Eu lá sou louca de me meter entre o casal embaixo do guarda-sol (sob o o sol em em frente ao oceano azul e límpido) e dizer para a mulher largar seu amiguinho portátil vestido de oncinha e se ligar no marido, namorado, ficante (sei lá eu) solitariamente sentado na muda cadeira de praia?

Quem sou eu para tentar resolver um triângulo amoroso, no qual (não resta dúvidas) ela jamais abdicará de seu amado telemóvel? Eu, uma ( literalmente) estranha que acha que é muito mais interessante ( e inteligente) ficar conectada nas imagens vivas da beira do mar, do que ficar brigando com o sol, tentando encobri-lo para conseguir ver as cenas miúdas da tela que dá acesso ao portal das (inalcançáveis) redes sociais.

Confesso que a vontade louca veio me cutucar na cadeira: “Vai lá e avisa ela que, enquanto se delicia teclando em seu mundinho virtual, ele se delicia vendo duas beldades jogando frescobol!” Eu, hein! Em briga de homem,mulher e celular, não meto a colher para não me queimar. Levei a vontade para se afogar no mar.
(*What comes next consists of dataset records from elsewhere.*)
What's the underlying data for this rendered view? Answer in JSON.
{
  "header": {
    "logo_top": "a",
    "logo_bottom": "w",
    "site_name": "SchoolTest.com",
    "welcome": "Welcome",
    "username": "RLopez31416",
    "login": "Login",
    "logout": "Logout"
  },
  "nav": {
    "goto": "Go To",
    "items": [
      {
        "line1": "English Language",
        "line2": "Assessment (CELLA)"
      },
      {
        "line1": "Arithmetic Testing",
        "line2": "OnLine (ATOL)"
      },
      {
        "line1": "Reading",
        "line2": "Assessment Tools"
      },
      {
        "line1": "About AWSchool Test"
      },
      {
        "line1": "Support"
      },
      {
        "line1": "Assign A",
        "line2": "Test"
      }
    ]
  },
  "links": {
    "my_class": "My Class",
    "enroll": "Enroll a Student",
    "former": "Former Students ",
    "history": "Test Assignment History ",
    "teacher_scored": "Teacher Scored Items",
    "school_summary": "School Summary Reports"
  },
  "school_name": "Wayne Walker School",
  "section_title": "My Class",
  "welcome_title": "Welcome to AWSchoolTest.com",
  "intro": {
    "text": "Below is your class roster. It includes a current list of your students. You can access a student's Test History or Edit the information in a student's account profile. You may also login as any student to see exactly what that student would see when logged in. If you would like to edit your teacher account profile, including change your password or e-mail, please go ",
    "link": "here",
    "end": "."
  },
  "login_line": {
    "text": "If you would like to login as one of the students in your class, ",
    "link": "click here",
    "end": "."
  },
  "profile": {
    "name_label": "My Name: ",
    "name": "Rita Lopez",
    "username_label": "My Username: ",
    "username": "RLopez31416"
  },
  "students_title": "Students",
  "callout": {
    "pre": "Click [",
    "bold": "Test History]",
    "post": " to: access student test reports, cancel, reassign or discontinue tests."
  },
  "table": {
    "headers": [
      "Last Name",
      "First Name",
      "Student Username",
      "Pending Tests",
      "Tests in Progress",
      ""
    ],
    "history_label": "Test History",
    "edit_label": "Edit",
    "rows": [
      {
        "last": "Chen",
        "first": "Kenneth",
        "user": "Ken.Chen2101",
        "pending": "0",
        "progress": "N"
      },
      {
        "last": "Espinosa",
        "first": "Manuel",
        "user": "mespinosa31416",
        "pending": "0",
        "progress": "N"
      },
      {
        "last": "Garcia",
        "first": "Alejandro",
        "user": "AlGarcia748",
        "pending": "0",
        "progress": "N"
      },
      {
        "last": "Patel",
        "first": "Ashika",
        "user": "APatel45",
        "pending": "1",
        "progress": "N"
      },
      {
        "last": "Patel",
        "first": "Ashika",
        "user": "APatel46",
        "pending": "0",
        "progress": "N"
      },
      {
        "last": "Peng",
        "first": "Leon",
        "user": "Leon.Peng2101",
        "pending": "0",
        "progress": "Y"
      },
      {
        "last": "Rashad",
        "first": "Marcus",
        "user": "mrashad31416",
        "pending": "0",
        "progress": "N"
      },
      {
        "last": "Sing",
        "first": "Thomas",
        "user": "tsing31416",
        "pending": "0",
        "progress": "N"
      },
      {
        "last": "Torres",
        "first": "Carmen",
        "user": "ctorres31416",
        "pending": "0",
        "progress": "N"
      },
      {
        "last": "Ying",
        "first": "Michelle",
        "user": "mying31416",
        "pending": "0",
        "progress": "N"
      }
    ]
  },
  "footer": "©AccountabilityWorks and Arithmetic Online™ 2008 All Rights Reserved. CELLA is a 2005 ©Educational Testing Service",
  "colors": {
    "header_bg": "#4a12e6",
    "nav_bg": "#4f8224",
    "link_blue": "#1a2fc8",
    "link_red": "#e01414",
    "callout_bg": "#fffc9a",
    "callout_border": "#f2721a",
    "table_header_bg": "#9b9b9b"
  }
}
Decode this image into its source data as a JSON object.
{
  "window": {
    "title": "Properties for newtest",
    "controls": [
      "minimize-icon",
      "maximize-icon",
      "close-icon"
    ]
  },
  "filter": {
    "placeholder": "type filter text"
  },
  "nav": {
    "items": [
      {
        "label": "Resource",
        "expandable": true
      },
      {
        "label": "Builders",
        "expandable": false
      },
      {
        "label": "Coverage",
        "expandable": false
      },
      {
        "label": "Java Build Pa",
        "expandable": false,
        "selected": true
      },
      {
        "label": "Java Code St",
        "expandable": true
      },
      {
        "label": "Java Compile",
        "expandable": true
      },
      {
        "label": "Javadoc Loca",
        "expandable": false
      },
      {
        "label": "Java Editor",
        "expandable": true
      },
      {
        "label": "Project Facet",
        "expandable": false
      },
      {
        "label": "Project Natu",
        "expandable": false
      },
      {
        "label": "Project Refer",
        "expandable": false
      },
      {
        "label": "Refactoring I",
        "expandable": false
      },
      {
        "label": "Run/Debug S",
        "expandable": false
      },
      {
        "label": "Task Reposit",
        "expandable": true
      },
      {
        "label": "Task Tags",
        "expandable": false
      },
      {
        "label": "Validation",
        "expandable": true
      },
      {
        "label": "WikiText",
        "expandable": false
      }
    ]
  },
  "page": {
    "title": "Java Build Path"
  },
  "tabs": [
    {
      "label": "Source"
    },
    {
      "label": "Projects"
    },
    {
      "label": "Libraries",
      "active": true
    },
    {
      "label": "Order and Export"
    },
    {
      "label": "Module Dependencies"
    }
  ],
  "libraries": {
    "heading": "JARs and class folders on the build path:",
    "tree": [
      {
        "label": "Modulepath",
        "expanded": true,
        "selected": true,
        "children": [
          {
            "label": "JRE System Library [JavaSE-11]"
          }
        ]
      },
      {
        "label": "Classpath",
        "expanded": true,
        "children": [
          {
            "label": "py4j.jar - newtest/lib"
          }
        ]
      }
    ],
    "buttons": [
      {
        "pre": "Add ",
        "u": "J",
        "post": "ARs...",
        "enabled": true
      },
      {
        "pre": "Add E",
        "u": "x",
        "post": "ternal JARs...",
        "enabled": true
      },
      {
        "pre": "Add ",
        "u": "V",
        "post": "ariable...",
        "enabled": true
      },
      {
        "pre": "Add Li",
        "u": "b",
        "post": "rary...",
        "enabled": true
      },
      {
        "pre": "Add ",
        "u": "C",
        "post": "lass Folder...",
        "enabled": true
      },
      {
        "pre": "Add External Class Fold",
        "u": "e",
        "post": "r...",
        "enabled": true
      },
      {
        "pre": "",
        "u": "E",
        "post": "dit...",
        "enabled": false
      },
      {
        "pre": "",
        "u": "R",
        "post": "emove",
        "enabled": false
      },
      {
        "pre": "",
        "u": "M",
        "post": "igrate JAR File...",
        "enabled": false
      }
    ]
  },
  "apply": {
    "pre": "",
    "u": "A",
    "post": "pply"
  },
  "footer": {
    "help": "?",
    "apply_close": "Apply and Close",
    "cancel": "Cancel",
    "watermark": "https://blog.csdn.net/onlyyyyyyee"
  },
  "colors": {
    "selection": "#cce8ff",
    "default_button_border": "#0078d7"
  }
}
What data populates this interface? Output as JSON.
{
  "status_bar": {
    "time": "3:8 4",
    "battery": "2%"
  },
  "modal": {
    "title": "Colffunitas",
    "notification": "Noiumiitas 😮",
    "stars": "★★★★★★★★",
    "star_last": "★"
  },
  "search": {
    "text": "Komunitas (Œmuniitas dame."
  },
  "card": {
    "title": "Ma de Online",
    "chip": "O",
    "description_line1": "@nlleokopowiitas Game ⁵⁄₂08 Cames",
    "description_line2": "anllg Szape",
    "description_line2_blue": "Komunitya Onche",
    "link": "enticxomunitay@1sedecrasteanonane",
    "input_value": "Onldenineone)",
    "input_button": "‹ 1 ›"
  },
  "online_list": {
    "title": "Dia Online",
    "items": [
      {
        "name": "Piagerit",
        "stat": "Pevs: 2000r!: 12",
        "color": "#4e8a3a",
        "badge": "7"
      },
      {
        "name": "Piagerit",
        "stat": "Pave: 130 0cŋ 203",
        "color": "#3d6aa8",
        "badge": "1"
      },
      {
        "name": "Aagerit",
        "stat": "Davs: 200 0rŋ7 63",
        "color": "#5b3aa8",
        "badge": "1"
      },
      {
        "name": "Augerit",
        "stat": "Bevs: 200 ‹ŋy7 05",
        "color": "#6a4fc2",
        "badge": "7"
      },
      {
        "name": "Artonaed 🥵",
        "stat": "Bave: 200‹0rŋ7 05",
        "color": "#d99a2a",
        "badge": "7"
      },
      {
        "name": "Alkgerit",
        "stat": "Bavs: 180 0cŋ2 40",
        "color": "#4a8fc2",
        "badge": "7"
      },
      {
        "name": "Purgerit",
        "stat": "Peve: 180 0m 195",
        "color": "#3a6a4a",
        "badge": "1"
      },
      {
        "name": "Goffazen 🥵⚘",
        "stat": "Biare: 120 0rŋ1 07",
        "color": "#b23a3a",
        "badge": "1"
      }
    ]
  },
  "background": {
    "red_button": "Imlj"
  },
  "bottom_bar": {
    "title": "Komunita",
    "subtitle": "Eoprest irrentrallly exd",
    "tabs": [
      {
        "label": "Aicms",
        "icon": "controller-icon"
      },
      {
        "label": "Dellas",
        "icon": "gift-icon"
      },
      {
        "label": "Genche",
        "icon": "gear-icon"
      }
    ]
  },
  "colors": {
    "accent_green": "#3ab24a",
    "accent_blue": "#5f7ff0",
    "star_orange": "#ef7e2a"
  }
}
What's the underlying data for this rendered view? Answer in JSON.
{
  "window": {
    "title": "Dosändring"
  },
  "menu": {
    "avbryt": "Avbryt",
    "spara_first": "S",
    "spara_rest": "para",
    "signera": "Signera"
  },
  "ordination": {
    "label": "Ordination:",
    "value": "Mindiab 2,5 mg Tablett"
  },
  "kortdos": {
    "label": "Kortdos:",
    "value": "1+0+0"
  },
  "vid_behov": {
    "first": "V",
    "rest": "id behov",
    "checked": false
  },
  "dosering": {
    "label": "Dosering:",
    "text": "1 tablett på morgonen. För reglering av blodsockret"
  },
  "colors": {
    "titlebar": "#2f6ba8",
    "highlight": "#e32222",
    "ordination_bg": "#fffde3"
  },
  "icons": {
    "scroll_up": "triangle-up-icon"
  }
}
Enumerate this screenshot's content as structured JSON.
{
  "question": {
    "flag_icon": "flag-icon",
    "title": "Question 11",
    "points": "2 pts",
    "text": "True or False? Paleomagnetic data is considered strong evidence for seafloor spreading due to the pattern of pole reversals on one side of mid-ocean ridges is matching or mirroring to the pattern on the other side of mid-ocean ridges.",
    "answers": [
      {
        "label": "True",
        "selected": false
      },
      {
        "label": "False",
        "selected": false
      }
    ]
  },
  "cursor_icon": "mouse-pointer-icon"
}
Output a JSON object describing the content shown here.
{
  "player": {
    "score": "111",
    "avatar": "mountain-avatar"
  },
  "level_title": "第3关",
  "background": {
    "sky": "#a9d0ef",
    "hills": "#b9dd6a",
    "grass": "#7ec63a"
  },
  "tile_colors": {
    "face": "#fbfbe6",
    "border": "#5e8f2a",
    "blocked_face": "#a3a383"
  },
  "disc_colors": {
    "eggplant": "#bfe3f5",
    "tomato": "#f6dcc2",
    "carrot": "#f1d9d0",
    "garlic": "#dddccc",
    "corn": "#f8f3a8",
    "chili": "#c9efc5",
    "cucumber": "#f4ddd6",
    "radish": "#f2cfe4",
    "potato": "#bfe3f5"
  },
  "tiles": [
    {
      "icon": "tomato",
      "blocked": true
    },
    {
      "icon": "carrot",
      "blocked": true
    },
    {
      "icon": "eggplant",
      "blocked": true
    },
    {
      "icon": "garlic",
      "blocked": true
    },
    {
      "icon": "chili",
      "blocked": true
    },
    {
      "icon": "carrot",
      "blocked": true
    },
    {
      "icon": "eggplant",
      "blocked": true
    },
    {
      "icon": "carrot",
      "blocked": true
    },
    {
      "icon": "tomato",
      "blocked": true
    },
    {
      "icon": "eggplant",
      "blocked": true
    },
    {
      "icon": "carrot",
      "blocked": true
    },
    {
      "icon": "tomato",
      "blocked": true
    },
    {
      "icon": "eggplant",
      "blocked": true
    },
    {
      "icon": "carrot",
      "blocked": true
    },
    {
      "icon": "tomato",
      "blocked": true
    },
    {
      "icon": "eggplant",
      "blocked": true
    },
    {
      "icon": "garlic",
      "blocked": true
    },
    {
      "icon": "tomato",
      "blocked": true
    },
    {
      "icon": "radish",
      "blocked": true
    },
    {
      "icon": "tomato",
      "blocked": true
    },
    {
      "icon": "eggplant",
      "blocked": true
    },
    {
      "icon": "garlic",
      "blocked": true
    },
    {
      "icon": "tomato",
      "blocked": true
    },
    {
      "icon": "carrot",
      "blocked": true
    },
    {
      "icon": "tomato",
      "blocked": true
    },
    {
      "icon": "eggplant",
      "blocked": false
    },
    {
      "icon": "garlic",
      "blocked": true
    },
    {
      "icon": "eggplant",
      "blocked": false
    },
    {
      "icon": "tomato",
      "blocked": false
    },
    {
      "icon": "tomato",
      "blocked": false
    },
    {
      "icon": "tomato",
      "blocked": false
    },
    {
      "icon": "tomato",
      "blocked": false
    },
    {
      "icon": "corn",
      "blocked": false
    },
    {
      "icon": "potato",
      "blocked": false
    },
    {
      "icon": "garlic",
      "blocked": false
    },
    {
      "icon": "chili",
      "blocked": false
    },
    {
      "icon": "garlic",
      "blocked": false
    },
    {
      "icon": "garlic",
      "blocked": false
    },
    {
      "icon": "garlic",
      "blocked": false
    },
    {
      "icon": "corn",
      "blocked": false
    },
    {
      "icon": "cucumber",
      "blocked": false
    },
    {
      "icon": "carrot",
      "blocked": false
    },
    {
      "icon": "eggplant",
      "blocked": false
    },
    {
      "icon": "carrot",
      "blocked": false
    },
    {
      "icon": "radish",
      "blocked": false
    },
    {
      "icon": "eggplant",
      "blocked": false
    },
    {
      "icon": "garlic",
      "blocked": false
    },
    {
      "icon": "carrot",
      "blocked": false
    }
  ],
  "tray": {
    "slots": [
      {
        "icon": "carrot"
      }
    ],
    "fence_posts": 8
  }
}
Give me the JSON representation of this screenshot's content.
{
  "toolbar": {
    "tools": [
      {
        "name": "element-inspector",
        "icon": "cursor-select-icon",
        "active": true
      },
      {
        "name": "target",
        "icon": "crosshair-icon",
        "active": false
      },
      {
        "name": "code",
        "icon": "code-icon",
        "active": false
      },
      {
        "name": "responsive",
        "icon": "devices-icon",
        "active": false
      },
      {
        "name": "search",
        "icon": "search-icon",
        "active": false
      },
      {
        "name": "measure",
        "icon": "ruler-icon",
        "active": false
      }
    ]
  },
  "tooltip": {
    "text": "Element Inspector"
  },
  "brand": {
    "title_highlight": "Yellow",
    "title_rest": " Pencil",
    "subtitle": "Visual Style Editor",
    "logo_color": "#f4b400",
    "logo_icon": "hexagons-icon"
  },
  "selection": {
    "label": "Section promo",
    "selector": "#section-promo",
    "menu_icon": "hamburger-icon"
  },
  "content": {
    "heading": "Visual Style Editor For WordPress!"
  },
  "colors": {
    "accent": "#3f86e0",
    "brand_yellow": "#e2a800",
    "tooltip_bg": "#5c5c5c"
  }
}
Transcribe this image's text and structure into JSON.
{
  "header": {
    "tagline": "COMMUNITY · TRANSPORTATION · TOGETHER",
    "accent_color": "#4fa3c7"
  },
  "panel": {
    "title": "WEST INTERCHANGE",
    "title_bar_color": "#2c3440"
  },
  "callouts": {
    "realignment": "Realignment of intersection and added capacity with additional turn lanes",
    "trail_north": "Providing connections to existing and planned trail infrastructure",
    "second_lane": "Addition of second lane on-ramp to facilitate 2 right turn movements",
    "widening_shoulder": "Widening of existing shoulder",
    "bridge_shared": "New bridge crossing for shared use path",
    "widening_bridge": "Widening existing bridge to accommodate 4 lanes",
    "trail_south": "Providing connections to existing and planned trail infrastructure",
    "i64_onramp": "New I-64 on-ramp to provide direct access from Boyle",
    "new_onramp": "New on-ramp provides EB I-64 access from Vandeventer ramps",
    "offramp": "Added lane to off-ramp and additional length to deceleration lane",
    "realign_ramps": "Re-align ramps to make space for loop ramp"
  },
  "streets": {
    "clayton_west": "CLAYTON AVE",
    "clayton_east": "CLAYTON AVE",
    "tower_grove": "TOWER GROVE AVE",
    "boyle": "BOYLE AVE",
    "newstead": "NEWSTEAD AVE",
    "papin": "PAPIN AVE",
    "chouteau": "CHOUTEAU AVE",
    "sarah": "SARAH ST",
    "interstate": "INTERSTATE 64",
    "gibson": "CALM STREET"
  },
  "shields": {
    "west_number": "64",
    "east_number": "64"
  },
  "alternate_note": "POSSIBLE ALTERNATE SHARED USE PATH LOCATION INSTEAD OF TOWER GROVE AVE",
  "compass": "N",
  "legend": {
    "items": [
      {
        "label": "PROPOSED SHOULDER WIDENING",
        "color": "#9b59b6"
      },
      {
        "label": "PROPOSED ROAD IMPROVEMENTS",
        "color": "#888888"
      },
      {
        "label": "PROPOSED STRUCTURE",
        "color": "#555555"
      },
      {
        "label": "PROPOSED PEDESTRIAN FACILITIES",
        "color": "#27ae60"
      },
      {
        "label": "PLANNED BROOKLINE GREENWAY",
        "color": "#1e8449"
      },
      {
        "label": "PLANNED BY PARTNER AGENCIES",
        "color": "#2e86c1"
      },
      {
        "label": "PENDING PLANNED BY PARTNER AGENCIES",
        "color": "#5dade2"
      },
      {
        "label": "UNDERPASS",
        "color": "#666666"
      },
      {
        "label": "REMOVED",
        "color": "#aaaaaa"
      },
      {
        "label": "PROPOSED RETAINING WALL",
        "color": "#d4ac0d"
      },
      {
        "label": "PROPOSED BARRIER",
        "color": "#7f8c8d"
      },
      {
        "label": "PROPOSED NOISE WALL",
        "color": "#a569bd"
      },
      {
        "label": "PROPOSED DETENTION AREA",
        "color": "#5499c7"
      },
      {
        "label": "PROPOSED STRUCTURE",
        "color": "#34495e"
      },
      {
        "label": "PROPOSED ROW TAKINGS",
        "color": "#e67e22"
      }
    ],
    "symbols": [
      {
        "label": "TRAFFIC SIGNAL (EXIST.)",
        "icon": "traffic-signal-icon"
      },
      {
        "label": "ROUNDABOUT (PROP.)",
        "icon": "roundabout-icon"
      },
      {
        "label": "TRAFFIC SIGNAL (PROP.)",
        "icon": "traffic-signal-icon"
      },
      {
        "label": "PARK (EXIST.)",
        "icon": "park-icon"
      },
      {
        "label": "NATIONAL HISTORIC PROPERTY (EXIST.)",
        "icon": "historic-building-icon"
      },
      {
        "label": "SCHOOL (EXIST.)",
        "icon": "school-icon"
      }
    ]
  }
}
Da rústica janela da pousada que emoldura a ousadia da mata verde (a se postar entre o céu e o oceano), ao ver pessoas passarem de cabeças baixas e olhos voltados para as suas janelinhas portáteis e luminosas de última geração... Quem sou eu para obedecer (mais uma vez) a vontade desvairada que me incita a gritar: “Hei, vocês estão perdendo a mais perfeita conexão que existe. Olhem em volta!”? Eu ,hein! Quem sou eu para criar intriga entre alguém e o celular? A vontade virou pipa e se perdeu no ar.

Do restaurante à beira mar (com os meus pés exibidos calçando areia), ao ver os deliciosos pratos sendo capturados pelas dezenas de câmeras embutidas nos estimados aparelhos, sendo postados ( em tempo real) para causarem inveja a bocas que não podem comê-los... Quem sou eu para dar ouvidos à vontade malcriada que me manda dizer: “ Saboreiem a delícia deste momento sem perder tempo tentando publicá-lo, antes que ela esfrie!”? Eu, hein! A hora da refeição é sagrada, ainda mais quando a prece de agradecimento é ao deus Celular.”

E se eles estão aí, inteligentes, lindos, práticos, eficientes, ocupando todos os lugares possíveis e inimagináveis do mundo e da vida, eu é que não vou querer disputar uma guerra com seus fiéis escudeiros, os donos.

Quem sou eu para erguer a bandeira das emoções viscerais? Só porque me indigno ao ver que, enquanto os pássaros dançam maravilhosamente no céu, perde-se a evolução da coreografia tentado capturá-los nas gaiolas de tantos megapixels. Que a música que tenta tocar os corações, no pub, perde-se confusa entre tantas visões encobertas por tapa-olhos digitais. Que as gargalhadas que libertam-se freneticamente para brincar na rua, emudecem imediatamente ao terem de pousar para as lentes estáticas. Que os beijos apaixonados viram prosaicas encenações sempre que se tenta registrá-los para depois compartilhá-los.

Quem sou eu para alertar que o tempo passa rápido demais? Que o único lugar que podemos arquivá-lo é na memória das emoções, efetivamente, vivenciadas. E o que é melhor, sem que raio nenhum de bateria nos deixe na mão na hora H.

Eu, hein! Arrastei a vontade (pelos cabelos) para dentro da minha caverna.